P. Freyre es claro en señalar el rol fundamental de la educación en la interpretación y transformación de la realidad social, este proceso debe llevar a una toma de conciencia, que en términos de política educativa debe manifestarse en los fundamentos teóricos y acciones de la educación comunitaria y en el empoderamiento de las distintas sociedades que hasta hace unos años eran ignoradas y marginadas.

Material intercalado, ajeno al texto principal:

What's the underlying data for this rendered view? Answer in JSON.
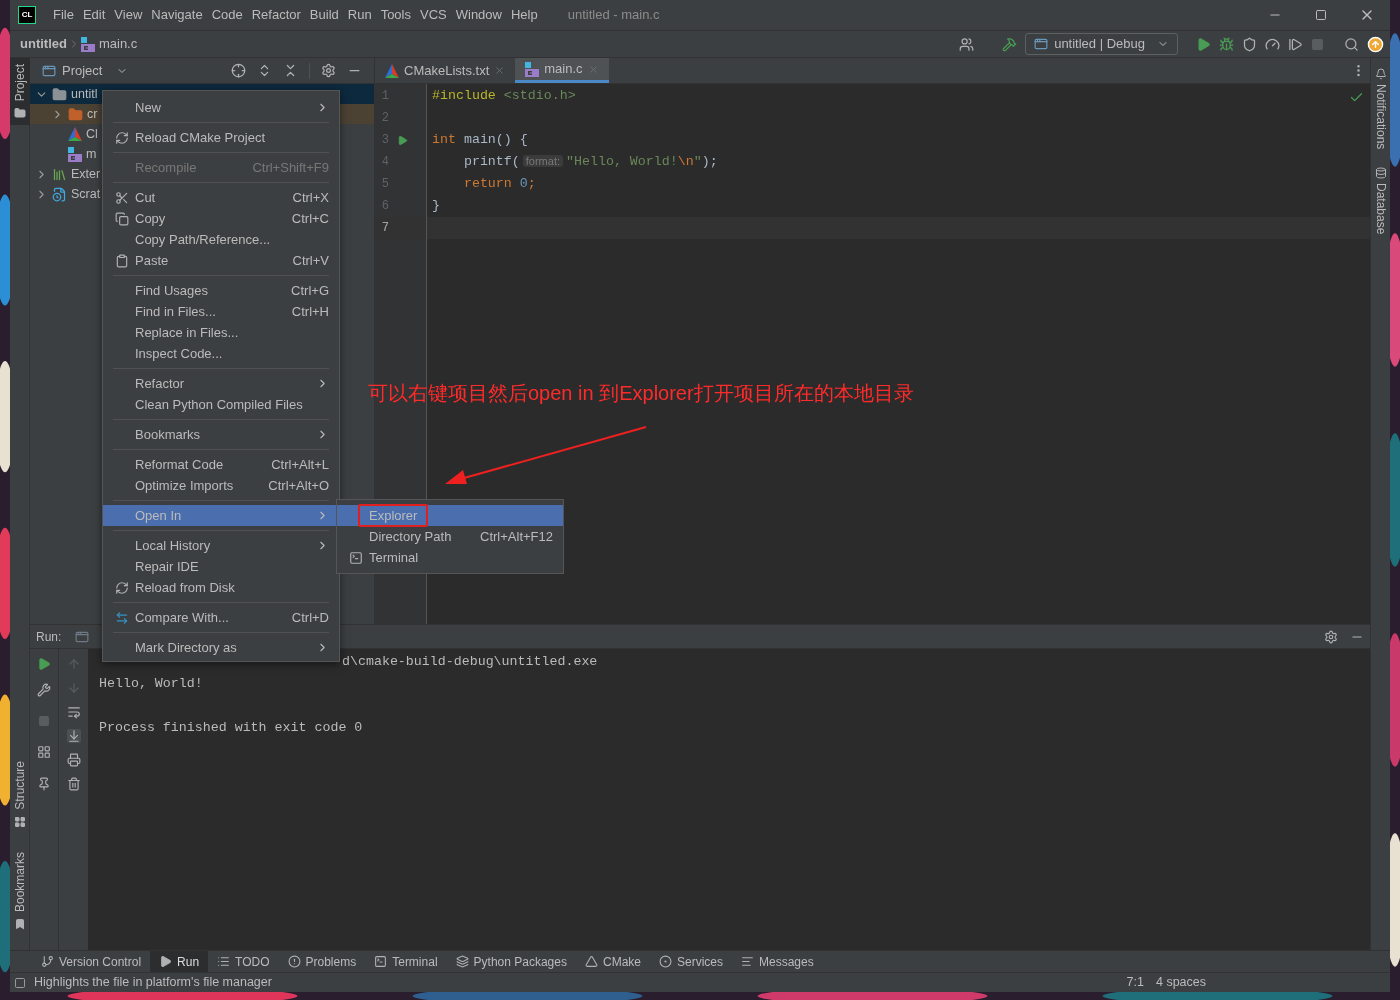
{
  "window": {
    "logo_text": "CL",
    "menu": [
      "File",
      "Edit",
      "View",
      "Navigate",
      "Code",
      "Refactor",
      "Build",
      "Run",
      "Tools",
      "VCS",
      "Window",
      "Help"
    ],
    "title": "untitled - main.c"
  },
  "breadcrumb": {
    "project": "untitled",
    "file": "main.c"
  },
  "toolbar": {
    "run_config": "untitled | Debug"
  },
  "left_stripe": [
    {
      "label": "Project",
      "selected": true
    },
    {
      "label": "Structure",
      "selected": false
    },
    {
      "label": "Bookmarks",
      "selected": false
    }
  ],
  "right_stripe": [
    {
      "label": "Notifications"
    },
    {
      "label": "Database"
    }
  ],
  "project_panel": {
    "title": "Project",
    "tree": [
      {
        "label": "untitl",
        "kind": "folder",
        "selected": true,
        "excluded": false,
        "expanded": true,
        "children": [
          {
            "label": "cr",
            "kind": "build-folder",
            "selected": false,
            "excluded": true,
            "expanded": false
          },
          {
            "label": "Cl",
            "kind": "cmake",
            "selected": false,
            "excluded": false
          },
          {
            "label": "m",
            "kind": "source",
            "selected": false,
            "excluded": false
          }
        ]
      },
      {
        "label": "Exter",
        "kind": "library",
        "selected": false,
        "excluded": false,
        "expanded": false
      },
      {
        "label": "Scrat",
        "kind": "scratch",
        "selected": false,
        "excluded": false,
        "expanded": false
      }
    ]
  },
  "editor": {
    "tabs": [
      {
        "label": "CMakeLists.txt",
        "kind": "cmake",
        "selected": false
      },
      {
        "label": "main.c",
        "kind": "source",
        "selected": true
      }
    ],
    "lines": [
      {
        "number": "1",
        "current": false,
        "run_marker": false,
        "tokens": [
          {
            "text": "#include",
            "kind": "directive"
          },
          {
            "text": " <stdio.h>",
            "kind": "string"
          }
        ]
      },
      {
        "number": "2",
        "current": false,
        "run_marker": false
      },
      {
        "number": "3",
        "current": false,
        "run_marker": true,
        "tokens": [
          {
            "text": "int",
            "kind": "keyword"
          },
          {
            "text": " main() {",
            "kind": "plain"
          }
        ]
      },
      {
        "number": "4",
        "current": false,
        "run_marker": false,
        "tokens": [
          {
            "text": "    printf(",
            "kind": "plain"
          },
          {
            "text": "format:",
            "kind": "hint"
          },
          {
            "text": "\"Hello, World!",
            "kind": "string"
          },
          {
            "text": "\\n",
            "kind": "escape"
          },
          {
            "text": "\"",
            "kind": "string"
          },
          {
            "text": ");",
            "kind": "plain"
          }
        ]
      },
      {
        "number": "5",
        "current": false,
        "run_marker": false,
        "tokens": [
          {
            "text": "    return",
            "kind": "keyword"
          },
          {
            "text": " 0",
            "kind": "number"
          },
          {
            "text": ";",
            "kind": "keyword"
          }
        ]
      },
      {
        "number": "6",
        "current": false,
        "run_marker": false,
        "tokens": [
          {
            "text": "}",
            "kind": "plain"
          }
        ]
      },
      {
        "number": "7",
        "current": true,
        "run_marker": false
      }
    ]
  },
  "run_panel": {
    "title": "Run:",
    "output": [
      {
        "text": "d\\cmake-build-debug\\untitled.exe",
        "kind": "command"
      },
      {
        "text": "Hello, World!",
        "kind": "stdout"
      },
      {
        "text": "Process finished with exit code 0",
        "kind": "exit"
      }
    ]
  },
  "context_menu": {
    "groups": [
      {
        "items": [
          {
            "label": "New",
            "submenu": true,
            "selected": false,
            "disabled": false
          }
        ]
      },
      {
        "items": [
          {
            "label": "Reload CMake Project",
            "kind": "reload",
            "submenu": false,
            "selected": false,
            "disabled": false
          }
        ]
      },
      {
        "items": [
          {
            "label": "Recompile",
            "shortcut": "Ctrl+Shift+F9",
            "submenu": false,
            "selected": false,
            "disabled": true
          }
        ]
      },
      {
        "items": [
          {
            "label": "Cut",
            "kind": "cut",
            "shortcut": "Ctrl+X",
            "submenu": false,
            "selected": false,
            "disabled": false
          },
          {
            "label": "Copy",
            "kind": "copy",
            "shortcut": "Ctrl+C",
            "submenu": false,
            "selected": false,
            "disabled": false
          },
          {
            "label": "Copy Path/Reference...",
            "submenu": false,
            "selected": false,
            "disabled": false
          },
          {
            "label": "Paste",
            "kind": "paste",
            "shortcut": "Ctrl+V",
            "submenu": false,
            "selected": false,
            "disabled": false
          }
        ]
      },
      {
        "items": [
          {
            "label": "Find Usages",
            "shortcut": "Ctrl+G",
            "submenu": false,
            "selected": false,
            "disabled": false
          },
          {
            "label": "Find in Files...",
            "shortcut": "Ctrl+H",
            "submenu": false,
            "selected": false,
            "disabled": false
          },
          {
            "label": "Replace in Files...",
            "submenu": false,
            "selected": false,
            "disabled": false
          },
          {
            "label": "Inspect Code...",
            "submenu": false,
            "selected": false,
            "disabled": false
          }
        ]
      },
      {
        "items": [
          {
            "label": "Refactor",
            "submenu": true,
            "selected": false,
            "disabled": false
          },
          {
            "label": "Clean Python Compiled Files",
            "submenu": false,
            "selected": false,
            "disabled": false
          }
        ]
      },
      {
        "items": [
          {
            "label": "Bookmarks",
            "submenu": true,
            "selected": false,
            "disabled": false
          }
        ]
      },
      {
        "items": [
          {
            "label": "Reformat Code",
            "shortcut": "Ctrl+Alt+L",
            "submenu": false,
            "selected": false,
            "disabled": false
          },
          {
            "label": "Optimize Imports",
            "shortcut": "Ctrl+Alt+O",
            "submenu": false,
            "selected": false,
            "disabled": false
          }
        ]
      },
      {
        "items": [
          {
            "label": "Open In",
            "submenu": true,
            "selected": true,
            "disabled": false
          }
        ]
      },
      {
        "items": [
          {
            "label": "Local History",
            "submenu": true,
            "selected": false,
            "disabled": false
          },
          {
            "label": "Repair IDE",
            "submenu": false,
            "selected": false,
            "disabled": false
          },
          {
            "label": "Reload from Disk",
            "kind": "reload",
            "submenu": false,
            "selected": false,
            "disabled": false
          }
        ]
      },
      {
        "items": [
          {
            "label": "Compare With...",
            "kind": "compare",
            "shortcut": "Ctrl+D",
            "submenu": false,
            "selected": false,
            "disabled": false
          }
        ]
      },
      {
        "items": [
          {
            "label": "Mark Directory as",
            "submenu": true,
            "selected": false,
            "disabled": false
          }
        ]
      }
    ]
  },
  "submenu": {
    "items": [
      {
        "label": "Explorer",
        "selected": true,
        "annotated": true
      },
      {
        "label": "Directory Path",
        "shortcut": "Ctrl+Alt+F12",
        "selected": false,
        "annotated": false
      },
      {
        "label": "Terminal",
        "kind": "terminal",
        "selected": false,
        "annotated": false
      }
    ]
  },
  "annotation": {
    "text": "可以右键项目然后open in 到Explorer打开项目所在的本地目录"
  },
  "tool_windows": [
    {
      "label": "Version Control",
      "kind": "vcs",
      "selected": false
    },
    {
      "label": "Run",
      "kind": "run",
      "selected": true
    },
    {
      "label": "TODO",
      "kind": "todo",
      "selected": false
    },
    {
      "label": "Problems",
      "kind": "problems",
      "selected": false
    },
    {
      "label": "Terminal",
      "kind": "terminal",
      "selected": false
    },
    {
      "label": "Python Packages",
      "kind": "packages",
      "selected": false
    },
    {
      "label": "CMake",
      "kind": "cmake",
      "selected": false
    },
    {
      "label": "Services",
      "kind": "services",
      "selected": false
    },
    {
      "label": "Messages",
      "kind": "messages",
      "selected": false
    }
  ],
  "status_bar": {
    "message": "Highlights the file in platform's file manager",
    "position": "7:1",
    "indent": "4 spaces"
  }
}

El logro de estos grandes objetivos sociales solo serán posibles si la sociedad y la educación asumen una posición crítica y reflexiva que posibilite erradicar actitudes y comportamientos racistas y discriminadores para asumir posiciones interculturales, el pedagogo brasilero señala al respecto: “el hecho de descubrir el error del sufrimiento pasado y la dignidad y solidaridad de la resistencia nos hace tomar conciencia de las condiciones históricas que dan lugar a tales experiencias”. Para efectos de comprender estos fenómenos sociales Giroux acuña el concepto de memoria liberadora para referirse a “la evocación histórica que alienta el recuerdo de movimientos sociales que no solo resisten sino que además trasforman en su propio interés lo que dicho concepto significa, con el fin de desarrollar solidaridades en torno a un horizonte alternativo de posibilidades humanas. Es simplemente desarrollar un mejor estilo de vida”. La transformación social y la construcción del ser social son temas que la escuela deberá analizar para que los niños/as estén conscientes del camino que recorrerán y comprendan que lo que harán mañana o sucederá mañana, no es sino, el resultado de una propia decisión individual en algunas sociedades y colectiva en otras.

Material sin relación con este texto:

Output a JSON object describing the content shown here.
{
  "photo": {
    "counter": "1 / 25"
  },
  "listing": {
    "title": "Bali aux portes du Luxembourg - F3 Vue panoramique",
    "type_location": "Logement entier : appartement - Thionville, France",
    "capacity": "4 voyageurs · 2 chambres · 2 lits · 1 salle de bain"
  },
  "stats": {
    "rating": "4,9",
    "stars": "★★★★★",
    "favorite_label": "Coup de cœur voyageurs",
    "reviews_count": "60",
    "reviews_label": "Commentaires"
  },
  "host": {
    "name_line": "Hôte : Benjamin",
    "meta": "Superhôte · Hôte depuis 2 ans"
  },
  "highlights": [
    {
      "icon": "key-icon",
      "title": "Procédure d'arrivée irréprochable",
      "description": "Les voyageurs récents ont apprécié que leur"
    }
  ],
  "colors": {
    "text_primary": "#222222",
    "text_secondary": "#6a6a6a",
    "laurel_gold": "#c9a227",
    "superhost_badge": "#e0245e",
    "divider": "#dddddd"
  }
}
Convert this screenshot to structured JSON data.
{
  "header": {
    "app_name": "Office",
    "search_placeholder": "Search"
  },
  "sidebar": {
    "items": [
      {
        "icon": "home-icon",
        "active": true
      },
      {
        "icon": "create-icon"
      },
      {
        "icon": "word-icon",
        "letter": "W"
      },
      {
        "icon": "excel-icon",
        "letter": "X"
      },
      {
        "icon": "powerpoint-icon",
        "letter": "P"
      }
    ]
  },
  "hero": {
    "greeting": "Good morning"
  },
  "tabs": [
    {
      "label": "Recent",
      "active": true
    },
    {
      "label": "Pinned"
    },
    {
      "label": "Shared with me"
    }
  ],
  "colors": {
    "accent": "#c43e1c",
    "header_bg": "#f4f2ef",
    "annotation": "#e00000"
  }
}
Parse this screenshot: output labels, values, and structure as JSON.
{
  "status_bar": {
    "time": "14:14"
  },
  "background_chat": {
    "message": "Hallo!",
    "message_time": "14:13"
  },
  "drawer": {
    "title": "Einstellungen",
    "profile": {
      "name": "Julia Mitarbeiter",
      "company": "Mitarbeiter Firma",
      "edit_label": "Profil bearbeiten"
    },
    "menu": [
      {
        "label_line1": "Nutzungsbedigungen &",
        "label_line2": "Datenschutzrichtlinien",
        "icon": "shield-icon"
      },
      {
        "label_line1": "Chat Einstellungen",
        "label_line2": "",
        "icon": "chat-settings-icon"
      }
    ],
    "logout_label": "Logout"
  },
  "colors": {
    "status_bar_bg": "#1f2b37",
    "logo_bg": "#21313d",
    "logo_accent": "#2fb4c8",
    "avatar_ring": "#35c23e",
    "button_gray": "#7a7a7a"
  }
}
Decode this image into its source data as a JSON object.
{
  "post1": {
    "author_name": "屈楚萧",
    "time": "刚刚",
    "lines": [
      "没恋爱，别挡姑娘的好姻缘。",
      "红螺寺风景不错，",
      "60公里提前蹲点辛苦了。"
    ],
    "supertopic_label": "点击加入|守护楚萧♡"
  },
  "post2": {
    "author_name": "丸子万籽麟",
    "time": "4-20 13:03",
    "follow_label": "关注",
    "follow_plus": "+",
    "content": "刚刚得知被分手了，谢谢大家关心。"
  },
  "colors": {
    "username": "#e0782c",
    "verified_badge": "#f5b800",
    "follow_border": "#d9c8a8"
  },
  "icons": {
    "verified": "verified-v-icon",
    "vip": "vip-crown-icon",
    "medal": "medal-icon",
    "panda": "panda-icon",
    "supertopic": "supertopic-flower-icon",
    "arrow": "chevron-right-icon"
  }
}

Las orientaciones teóricas de P. Freyre y H. Giroux y las demandas del presidente Evo Morales nos llevan a pensar en las posibilidades y desafíos para construir un nuevo tipo de educación comunitaria que forme niños interculturales y críticos, que busquen la compresión del ser social y las causas de su transformación.
Bibliografía
FREYRE, Paulo
1990
Introducción. En: Los profesionales como intelectuales. Hacia una pedagogía crítica del aprendizaje, Paidós, Barcelona.
GIROUX, H. A.
1990
Los profesionales como intelectuales. Hacia una pedagogía crítica del aprendizaje, Temas de educación, Paidós, Barcelona.
GUTIERREZ, Ramiro
2007
A partir de la apropiación de los espacios festivos: Conceptos para entender el proceso de descolonización, Nº 17, marzo, abril de 2007, http://www.periodicopukara.com/pasados/pukara-17-articulo-del-mes.php.
MINISTERIO DE EDUCACIÓN
2009 Diseño Curricular Base, transparencias en Power Point, La Paz.